Dr. Charles McKinney, chair of Africana studies and an associate professor of history at Rhodes, has co-edited a new book with Brown University history professor Françoise N. Hamlin titled From Rights to Lives: The Evolution of the Black Freedom Struggle.
In the book published by Vanderbilt University Press (March 2024), the editors have put together a collection of works by scholars discussing the similarities, differences, and underrepresented aspects of the mid-twentieth century Civil Rights Movement and the newer #BlackLivesMatter Movement.
Dr. David Mason, associate professor of media studies at Rhodes, contributed the chapter “The Ambivalence of Activist Photography: July 10, 2016.”
According to the description of From Rights to Lives, “McKinney and Hamlin invite the contributors to take up what we can learn when we place these moments of struggle in dialogue with each other. They grapple with how our understanding of the postwar moment shapes our analysis of #BLM and wherein lie the discontinuities, in order to glean lessons for future moments of insurgency.”

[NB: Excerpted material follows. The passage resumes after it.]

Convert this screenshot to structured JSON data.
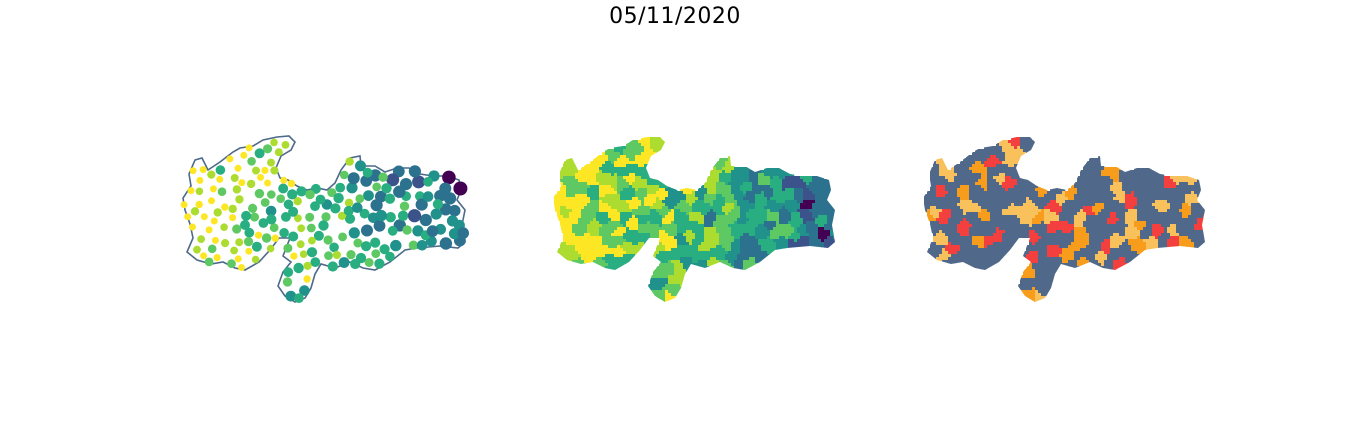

“This timely and updated exploration of ‘the long civil rights movement’ is an urgently needed volume,” said Militant Mediator author Dennis Dickerson about the book. “Comparisons between facets of Black Lives Matter and the antecedent Civil Rights/Black Power movements open new areas for scholarly examination. The essays move back and forth between contemporary and earlier eras of Black activism and invite fresh thinking about the Black Freedom Struggle.”

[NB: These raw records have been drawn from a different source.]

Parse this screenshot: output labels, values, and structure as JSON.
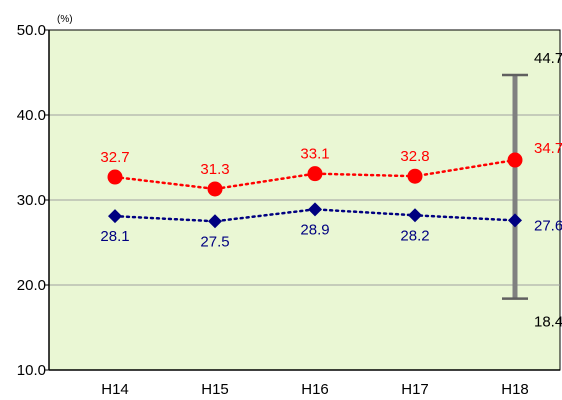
{
  "chart_data": {
    "type": "line",
    "unit": "(%)",
    "categories": [
      "H14",
      "H15",
      "H16",
      "H17",
      "H18"
    ],
    "ylim": [
      10.0,
      50.0
    ],
    "yticks": [
      "50.0",
      "40.0",
      "30.0",
      "20.0",
      "10.0"
    ],
    "ytick_values": [
      50,
      40,
      30,
      20,
      10
    ],
    "grid": true,
    "series": [
      {
        "color": "#ff0000",
        "marker": "circle",
        "line_style": "dotted",
        "values": [
          32.7,
          31.3,
          33.1,
          32.8,
          34.7
        ],
        "labels": [
          "32.7",
          "31.3",
          "33.1",
          "32.8",
          "34.7"
        ]
      },
      {
        "color": "#000080",
        "marker": "diamond",
        "line_style": "dotted",
        "values": [
          28.1,
          27.5,
          28.9,
          28.2,
          27.6
        ],
        "labels": [
          "28.1",
          "27.5",
          "28.9",
          "28.2",
          "27.6"
        ]
      }
    ],
    "range_bar": {
      "category": "H18",
      "color": "#808080",
      "max": 44.7,
      "min": 18.4,
      "max_label": "44.7",
      "min_label": "18.4"
    },
    "plot_background": "#eaf7d4"
  }
}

At Rhodes, McKinney teaches courses that focus on the African American experience in the United States, and his primary research interests include the Civil Rights Movement and the Black freedom struggle in Memphis. He also is the author of Greater Freedom: The Evolution of the Civil Rights Struggle in Wilson, North Carolina, and co-editor of An Unseen Light: Black Struggles for Freedom in Memphis, Tennessee.